Can any of you guys who live in the US post how much success you've gotten from any online seedbanks? Any information such as the site you ordered from, if it was a fairly recent purchase or not, and whether you recieved your seeds would be really helpful.


----------



## SmokinMom (May 3, 2008)

Lots of us have had successful results with seed boutique.  I have nothing but positive things to say about them.


----------



## smokybear (May 3, 2008)

Take a look at the seedbank forum and there is a thread where members rate different seedbanks. Hope this helps. Take care and be safe.


----------



## THE BROTHER'S GRUNT (May 4, 2008)

*Here is the link smokybear was talking about.  http://www.marijuanapassion.com/forum/showthread.php?t=1594*


----------



## karmacat (May 4, 2008)

Try planetskunk www.planetskunk.com


----------



## maineharvest (May 4, 2008)

I used Dr Chronic for my first few orders and everything went smooth and I got my seeds every time in about a week.  The past few orders I have used Seed Botique and have had the same results but takes a little bit longer.  I would highly recommend both seedbanks.  My next order is going to be through Dr Chronic and Peak Seeds.  Peak Seeds has some awesome strains and Ive heard good things about them.


----------



## IllusionalFate (May 5, 2008)

Thanks guys for the responses... I think I'm going to go with dutchbreed.com for now though (guess I posted this thread a bit early). I'm sure those sites are completely legit, it's just that they look exactly like the other thousands of seedbanks out there that insist on not making their packages stealth enough to bypass customs. A plain package doesn't seem to do the trick.

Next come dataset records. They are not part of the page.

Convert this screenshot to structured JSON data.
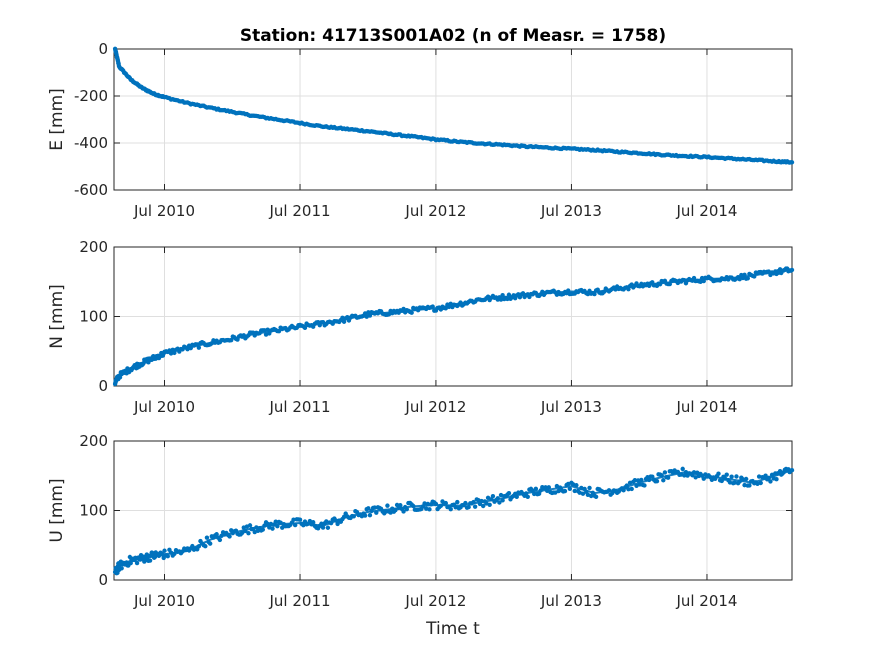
{
  "figure": {
    "title": "Station: 41713S001A02 (n of Measr. = 1758)",
    "xlabel": "Time t"
  },
  "chart_data": [
    {
      "type": "scatter",
      "component": "E",
      "ylabel": "E [mm]",
      "ylim": [
        -600,
        0
      ],
      "yticks": [
        0,
        -200,
        -400,
        -600
      ],
      "xlim": [
        "2010-02-15",
        "2015-02-15"
      ],
      "xticks": [
        "2010-07-01",
        "2011-07-01",
        "2012-07-01",
        "2013-07-01",
        "2014-07-01"
      ],
      "xticklabels": [
        "Jul 2010",
        "Jul 2011",
        "Jul 2012",
        "Jul 2013",
        "Jul 2014"
      ],
      "grid": true,
      "color": "#0072BD",
      "series": [
        {
          "x": [
            "2010-02-18",
            "2010-03-01",
            "2010-04-01",
            "2010-05-01",
            "2010-06-01",
            "2010-07-01",
            "2010-09-01",
            "2010-11-01",
            "2011-01-01",
            "2011-03-01",
            "2011-05-01",
            "2011-07-01",
            "2011-09-01",
            "2011-11-01",
            "2012-01-01",
            "2012-03-01",
            "2012-05-01",
            "2012-07-01",
            "2012-09-01",
            "2012-11-01",
            "2013-01-01",
            "2013-03-01",
            "2013-05-01",
            "2013-07-01",
            "2013-09-01",
            "2013-11-01",
            "2014-01-01",
            "2014-03-01",
            "2014-05-01",
            "2014-07-01",
            "2014-09-01",
            "2014-11-01",
            "2015-01-01",
            "2015-02-15"
          ],
          "y": [
            0,
            -75,
            -130,
            -165,
            -190,
            -205,
            -230,
            -250,
            -268,
            -285,
            -300,
            -315,
            -330,
            -340,
            -350,
            -362,
            -373,
            -385,
            -395,
            -402,
            -408,
            -415,
            -420,
            -425,
            -430,
            -437,
            -443,
            -450,
            -455,
            -460,
            -466,
            -472,
            -478,
            -482
          ]
        }
      ]
    },
    {
      "type": "scatter",
      "component": "N",
      "ylabel": "N [mm]",
      "ylim": [
        0,
        200
      ],
      "yticks": [
        0,
        100,
        200
      ],
      "xlim": [
        "2010-02-15",
        "2015-02-15"
      ],
      "xticks": [
        "2010-07-01",
        "2011-07-01",
        "2012-07-01",
        "2013-07-01",
        "2014-07-01"
      ],
      "xticklabels": [
        "Jul 2010",
        "Jul 2011",
        "Jul 2012",
        "Jul 2013",
        "Jul 2014"
      ],
      "grid": true,
      "color": "#0072BD",
      "series": [
        {
          "x": [
            "2010-02-18",
            "2010-03-01",
            "2010-04-01",
            "2010-05-01",
            "2010-06-01",
            "2010-07-01",
            "2010-09-01",
            "2010-11-01",
            "2011-01-01",
            "2011-03-01",
            "2011-05-01",
            "2011-07-01",
            "2011-09-01",
            "2011-11-01",
            "2012-01-01",
            "2012-03-01",
            "2012-05-01",
            "2012-07-01",
            "2012-09-01",
            "2012-11-01",
            "2013-01-01",
            "2013-03-01",
            "2013-05-01",
            "2013-07-01",
            "2013-09-01",
            "2013-11-01",
            "2014-01-01",
            "2014-03-01",
            "2014-05-01",
            "2014-07-01",
            "2014-09-01",
            "2014-11-01",
            "2015-01-01",
            "2015-02-15"
          ],
          "y": [
            5,
            15,
            25,
            33,
            40,
            47,
            55,
            62,
            68,
            75,
            80,
            85,
            90,
            96,
            103,
            106,
            109,
            112,
            118,
            125,
            128,
            131,
            134,
            136,
            135,
            140,
            145,
            148,
            151,
            154,
            155,
            159,
            164,
            167
          ]
        }
      ]
    },
    {
      "type": "scatter",
      "component": "U",
      "ylabel": "U [mm]",
      "ylim": [
        0,
        200
      ],
      "yticks": [
        0,
        100,
        200
      ],
      "xlim": [
        "2010-02-15",
        "2015-02-15"
      ],
      "xticks": [
        "2010-07-01",
        "2011-07-01",
        "2012-07-01",
        "2013-07-01",
        "2014-07-01"
      ],
      "xticklabels": [
        "Jul 2010",
        "Jul 2011",
        "Jul 2012",
        "Jul 2013",
        "Jul 2014"
      ],
      "grid": true,
      "color": "#0072BD",
      "series": [
        {
          "x": [
            "2010-02-18",
            "2010-03-01",
            "2010-04-01",
            "2010-05-01",
            "2010-06-01",
            "2010-07-01",
            "2010-09-01",
            "2010-11-01",
            "2011-01-01",
            "2011-03-01",
            "2011-05-01",
            "2011-07-01",
            "2011-09-01",
            "2011-11-01",
            "2012-01-01",
            "2012-03-01",
            "2012-05-01",
            "2012-07-01",
            "2012-09-01",
            "2012-11-01",
            "2013-01-01",
            "2013-03-01",
            "2013-05-01",
            "2013-07-01",
            "2013-09-01",
            "2013-11-01",
            "2014-01-01",
            "2014-03-01",
            "2014-05-01",
            "2014-07-01",
            "2014-09-01",
            "2014-11-01",
            "2015-01-01",
            "2015-02-15"
          ],
          "y": [
            10,
            20,
            28,
            31,
            35,
            37,
            42,
            58,
            68,
            75,
            80,
            82,
            78,
            90,
            98,
            102,
            106,
            108,
            107,
            112,
            118,
            125,
            130,
            135,
            125,
            130,
            140,
            148,
            155,
            150,
            145,
            140,
            150,
            158
          ]
        }
      ]
    }
  ]
}
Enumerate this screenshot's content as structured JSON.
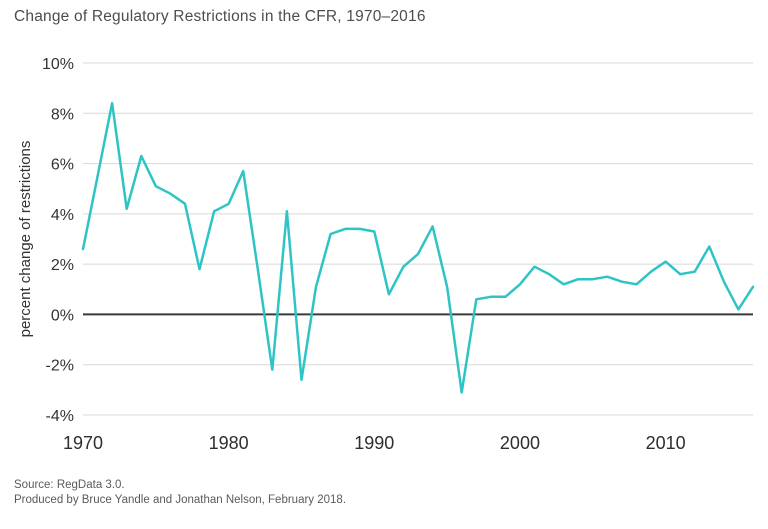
{
  "title": "Change of Regulatory Restrictions in the CFR, 1970–2016",
  "footer": {
    "source": "Source: RegData 3.0.",
    "credit": "Produced by Bruce Yandle and Jonathan Nelson, February 2018."
  },
  "chart_data": {
    "type": "line",
    "title": "Change of Regulatory Restrictions in the CFR, 1970–2016",
    "xlabel": "",
    "ylabel": "percent change of restrictions",
    "ylim": [
      -4,
      10
    ],
    "xlim": [
      1970,
      2016
    ],
    "grid": true,
    "legend": "none",
    "line_color": "#2ec4c6",
    "grid_color": "#d8d8d8",
    "zero_line_color": "#3a3a3a",
    "ytick_values": [
      10,
      8,
      6,
      4,
      2,
      0,
      -2,
      -4
    ],
    "ytick_labels": [
      "10%",
      "8%",
      "6%",
      "4%",
      "2%",
      "0%",
      "-2%",
      "-4%"
    ],
    "xtick_values": [
      1970,
      1980,
      1990,
      2000,
      2010
    ],
    "xtick_labels": [
      "1970",
      "1980",
      "1990",
      "2000",
      "2010"
    ],
    "x": [
      1970,
      1971,
      1972,
      1973,
      1974,
      1975,
      1976,
      1977,
      1978,
      1979,
      1980,
      1981,
      1982,
      1983,
      1984,
      1985,
      1986,
      1987,
      1988,
      1989,
      1990,
      1991,
      1992,
      1993,
      1994,
      1995,
      1996,
      1997,
      1998,
      1999,
      2000,
      2001,
      2002,
      2003,
      2004,
      2005,
      2006,
      2007,
      2008,
      2009,
      2010,
      2011,
      2012,
      2013,
      2014,
      2015,
      2016
    ],
    "values": [
      2.6,
      5.5,
      8.4,
      4.2,
      6.3,
      5.1,
      4.8,
      4.4,
      1.8,
      4.1,
      4.4,
      5.7,
      1.8,
      -2.2,
      4.1,
      -2.6,
      1.1,
      3.2,
      3.4,
      3.4,
      3.3,
      0.8,
      1.9,
      2.4,
      3.5,
      1.1,
      -3.1,
      0.6,
      0.7,
      0.7,
      1.2,
      1.9,
      1.6,
      1.2,
      1.4,
      1.4,
      1.5,
      1.3,
      1.2,
      1.7,
      2.1,
      1.6,
      1.7,
      2.7,
      1.3,
      0.2,
      1.1
    ]
  }
}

I'm still open to suggestions though, so if anyone knows any seedbank that goes the extra step to make sure customs doesn't steal your seeds, please let me know!

Ugh, I hate how sketchy customs is...


----------



## Fadeux (May 5, 2008)

http://www.marijuana-seeds.nl/

Thats what I like, extremely discreet, and it comes from the UK. They say 5 days to four weeks. Mine took fewer than 7 days to get to AZ. PM me if you want to know how they are sent. Also, their prices can't be beat, and you get 5 freebies with every order.

Oh, and they also take CC.


----------